Это особенное его дарование или назначение в мире хорошо выражено у Починковской, рассказывавшей об одном его публичном чтении главы из «Братьев Карамазовых» в 1879 году. «Мы слушали это, — пишет она, — с возраставшим волнением и с трепетом сердца тоже хотели «простить»! И вдруг всё в нас чудодейственно изменилось: мы вдруг почувствовали, что… нельзя медлить ни на минуту… Нельзя потому, что каждый миг нашей жизни приближает нас к вечному сумраку или к вечному свету, — к евангельским идеалам или к зверям. А неподвижной середины не существует… И если это настроение было только минутным для одних его слушателей, — для других оно явилось переворотом на целую жизнь»[452].

Предсмертная болезнь Достоевского началась внезапно, кровотечением из легких 26 января 1881 года. Смерть наступила 28 января (ст. ст.), вдень памяти того преподобного Ефрема Сирина, в покаянной молитве которого писатель видел суть христианства. Смерть Достоевского поражает нас своей легкостью, точно милосердием. Вспомним хотя бы жуткое умирание Тургенева. Уже вечером Достоевский пригласил священника для исповеди и причастия. «Когда священник ушел, — вспоминает Анна Григорьевна, — и я с детьми вошла в кабинет, чтобы поздравить Федора Михайловича с принятием святых тайн, то он благословил меня и детей, просил их жить в мире, любить друг друга, любить и беречь меня.
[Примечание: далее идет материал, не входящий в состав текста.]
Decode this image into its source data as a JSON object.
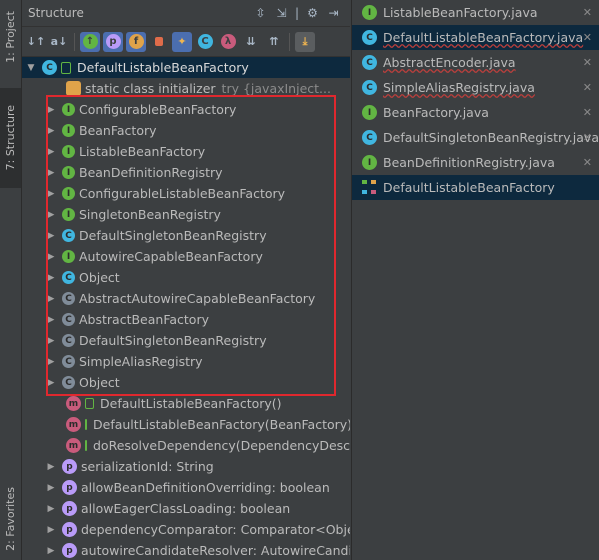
{
  "tool_strip": {
    "project_tab": "1: Project",
    "structure_tab": "7: Structure",
    "favorites_tab": "2: Favorites"
  },
  "structure": {
    "title": "Structure",
    "toolbar_icons": [
      "sort-by-visibility-icon",
      "sort-alpha-icon",
      "show-inherited-icon",
      "show-properties-icon",
      "show-fields-icon",
      "show-non-public-icon",
      "autoscroll-to-source-icon",
      "show-anonymous-icon",
      "show-lambdas-icon",
      "expand-all-icon",
      "collapse-all-icon",
      "autoscroll-from-source-icon"
    ],
    "toolbar_letters": {
      "p": "p",
      "f": "f",
      "lambda": "λ"
    },
    "root": "DefaultListableBeanFactory",
    "static_init": {
      "label": "static class initializer",
      "detail": "try {javaxInject..."
    },
    "supertypes": [
      {
        "label": "ConfigurableBeanFactory",
        "kind": "interface"
      },
      {
        "label": "BeanFactory",
        "kind": "interface"
      },
      {
        "label": "ListableBeanFactory",
        "kind": "interface"
      },
      {
        "label": "BeanDefinitionRegistry",
        "kind": "interface"
      },
      {
        "label": "ConfigurableListableBeanFactory",
        "kind": "interface"
      },
      {
        "label": "SingletonBeanRegistry",
        "kind": "interface"
      },
      {
        "label": "DefaultSingletonBeanRegistry",
        "kind": "class"
      },
      {
        "label": "AutowireCapableBeanFactory",
        "kind": "interface"
      },
      {
        "label": "Object",
        "kind": "class"
      },
      {
        "label": "AbstractAutowireCapableBeanFactory",
        "kind": "abstract"
      },
      {
        "label": "AbstractBeanFactory",
        "kind": "abstract"
      },
      {
        "label": "DefaultSingletonBeanRegistry",
        "kind": "abstract"
      },
      {
        "label": "SimpleAliasRegistry",
        "kind": "abstract"
      },
      {
        "label": "Object",
        "kind": "abstract"
      }
    ],
    "methods": [
      "DefaultListableBeanFactory()",
      "DefaultListableBeanFactory(BeanFactory)",
      "doResolveDependency(DependencyDescrip"
    ],
    "fields": [
      "serializationId: String",
      "allowBeanDefinitionOverriding: boolean",
      "allowEagerClassLoading: boolean",
      "dependencyComparator: Comparator<Object",
      "autowireCandidateResolver: AutowireCandidat"
    ]
  },
  "recent_files": [
    {
      "name": "ListableBeanFactory.java",
      "kind": "interface",
      "error": false
    },
    {
      "name": "DefaultListableBeanFactory.java",
      "kind": "class",
      "error": true
    },
    {
      "name": "AbstractEncoder.java",
      "kind": "class",
      "error": true
    },
    {
      "name": "SimpleAliasRegistry.java",
      "kind": "class",
      "error": true
    },
    {
      "name": "BeanFactory.java",
      "kind": "interface",
      "error": false
    },
    {
      "name": "DefaultSingletonBeanRegistry.java",
      "kind": "class",
      "error": false
    },
    {
      "name": "BeanDefinitionRegistry.java",
      "kind": "interface",
      "error": false
    },
    {
      "name": "DefaultListableBeanFactory",
      "kind": "diagram",
      "error": false
    }
  ],
  "colors": {
    "selection": "#0d293e",
    "highlight_box": "#e0282e",
    "interface_icon": "#62b543",
    "class_icon": "#40b6e0",
    "method_icon": "#c95b7c",
    "field_icon": "#b99bf8"
  }
}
Отослав детей, Федор Михайлович благодарил меня за счастье, которое я ему дала, и просил меня простить, если он в чем–нибудь огорчил меня. Я стояла ни жива ни мертва, не имея силы сказать что–нибудь в ответ»[453]. Дочь Достоевского вспоминает, что отец, прощаясь с детьми, велел их матери прочесть вслух 15–ю главу Евангелия от Луки — притчу о блудном сыне, им особенно любимую[454] . Он окончательно возвращался в Дом Отчий.

«Около семи утра (28–го января. — С.Ф.) я увидела, — пишет Анна Григорьевна, — что муж смотрит в мою сторону… «Знаешь, Аня, — сказал Федор Михайлович полушепотом, — я уже часа три как не сплю и всю думаю, и только теперь сознал ясно, что я сегодня умру… Зажги свечу, Аня, и дай мне Евангелие». Это Евангелие было подарено Федору Михайловичу в Тобольске (когда он ехал на каторгу. — С.Ф.) женами декабристов. Оно всегда лежало у мужа на виду на его письменном столе, и он часто, задумав или сомневаясь в чем–либо, открывал наудачу это Евангелие и прочитывал то, что стояло на первой странице (левой от читавшего). И теперь Федор Михайлович пожелал проверить свои сомнения по Евангелию. Он сам открыл святую книгу и просил прочесть. Открылось Евангелие от Матфея, гл. III, ст. 14–15: «Иоанн же удерживал Его и говорил: мне надобно креститься от Тебя, и Ты ли приходишь ко мне? Но Иисус сказал ему в ответ: не удерживай, ибо так надлежит нам исполнить всякую правду». «Ты слышишь? — ‘не удерживай’ — значит, я умру», — сказал муж и закрыл книгу… Около девяти утра Федор Михайлович спокойно уснул, не выпуская моей руки из своей… В восемь часов тридцать восемь минут вечера Федор Михайлович отошел в вечность»[455].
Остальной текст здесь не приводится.